Plötzlich blind und gehbehindert

Hier (nicht) sichtbar: Im Dunkelcafé.

Es ist stockdunkel. Die Schüler müssen ihren Weg ertasten. Das könnte ein Tisch sein. Er fühlt sich aber glitschig an. Darauf liegt etwas Stacheliges. Villeicht eine Zahnbürste. Daneben ein Schnuller. Nein, doch nicht. Es ist eine Quietsch-Ente. Echte Blinde stellen sich bei der Morgentoilette nicht so doof an..

Wie leben behinderte Menschen? Viele können sich das nicht vorstellen. Das Jugendzentrum (Juz) bietet einen Raum, in dem jeder erfahren kann, wie es ist, gehbehindert oder blind zu sein.

Im Dunkelcafé ertasten die Schülerinnen der Sophie-Scholl-Realschule ihren Weg durch den Alltag von blinden Menschen. Die Schüler der Fachoberschule (FOS) im sozialen Zweig führen sie durch das Dunkellabyrinth. Das Team hat gut gearbeitet, kein Schimmer Licht ist zu sehen.

Es geht vom selbst gebauten Badezimmer, über eine kleine Brücke in die Küche. Da gilt es, Reis zu ertasten und eine Pfanne, die zum Glück nicht heiß ist. Ein Mädchen ruft: "Das ist wie im Traum!" Bei jedem alltäglichen, neu ertasteten Gegenstand schallt lautes Kreischen und Lachen durch den dunklen Raum.

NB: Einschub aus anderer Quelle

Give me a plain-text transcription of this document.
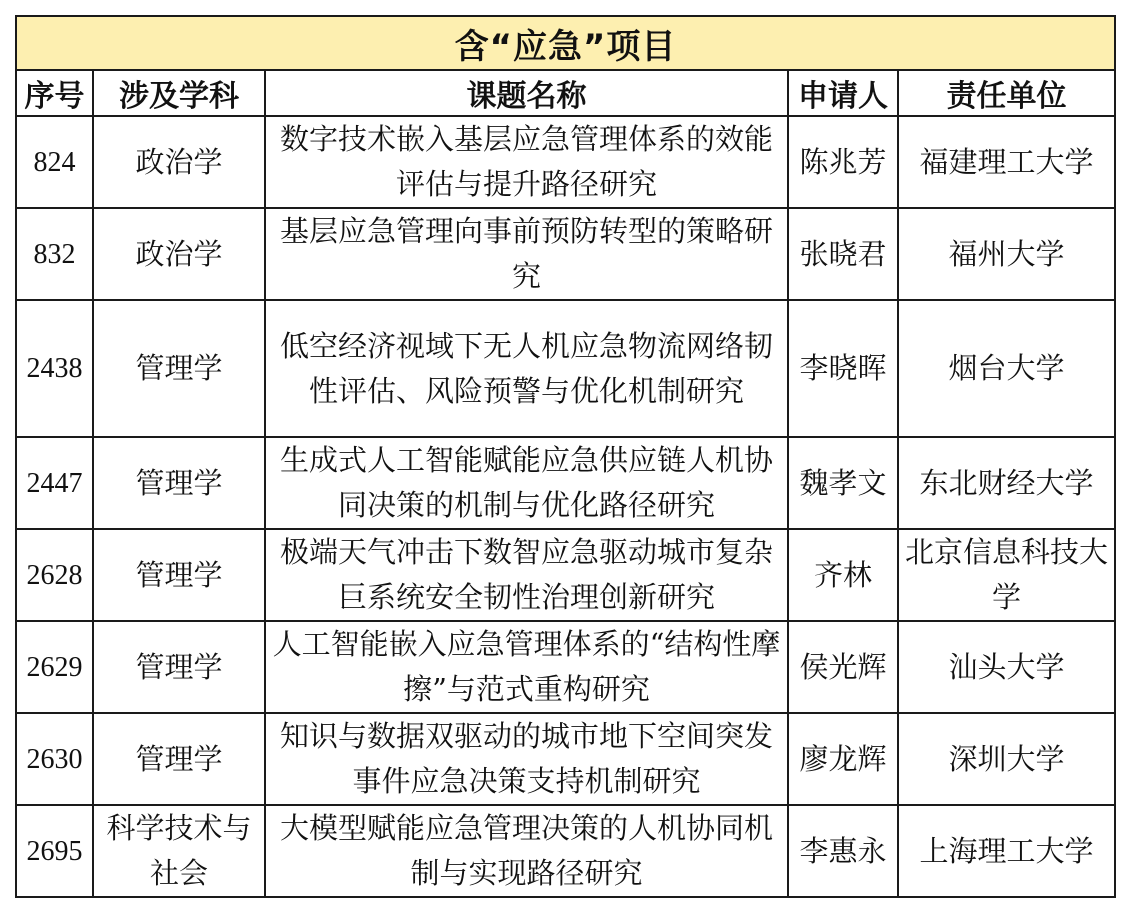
含“应急”项目				
序号	涉及学科	课题名称	申请人	责任单位
824	政治学	数字技术嵌入基层应急管理体系的效能评估与提升路径研究	陈兆芳	福建理工大学
832	政治学	基层应急管理向事前预防转型的策略研究	张晓君	福州大学
2438	管理学	低空经济视域下无人机应急物流网络韧性评估、风险预警与优化机制研究	李晓晖	烟台大学
2447	管理学	生成式人工智能赋能应急供应链人机协同决策的机制与优化路径研究	魏孝文	东北财经大学
2628	管理学	极端天气冲击下数智应急驱动城市复杂巨系统安全韧性治理创新研究	齐林	北京信息科技大学
2629	管理学	人工智能嵌入应急管理体系的“结构性摩擦”与范式重构研究	侯光辉	汕头大学
2630	管理学	知识与数据双驱动的城市地下空间突发事件应急决策支持机制研究	廖龙辉	深圳大学
2695	科学技术与社会	大模型赋能应急管理决策的人机协同机制与实现路径研究	李惠永	上海理工大学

In einer Art Polonaise bewegt sich die Gruppe vorwärts. Jede hat die Hand auf der Schulter der Vorderfrau. Am Ende gibt es noch Essen und Trinken. "Mhm, schmeckt viel intensiver, wenn man nichts sieht", tönt es von irgendwoher. Dann endlich wieder Licht: Die Mädchen reiben ihre Augen, seufzen erleichtert.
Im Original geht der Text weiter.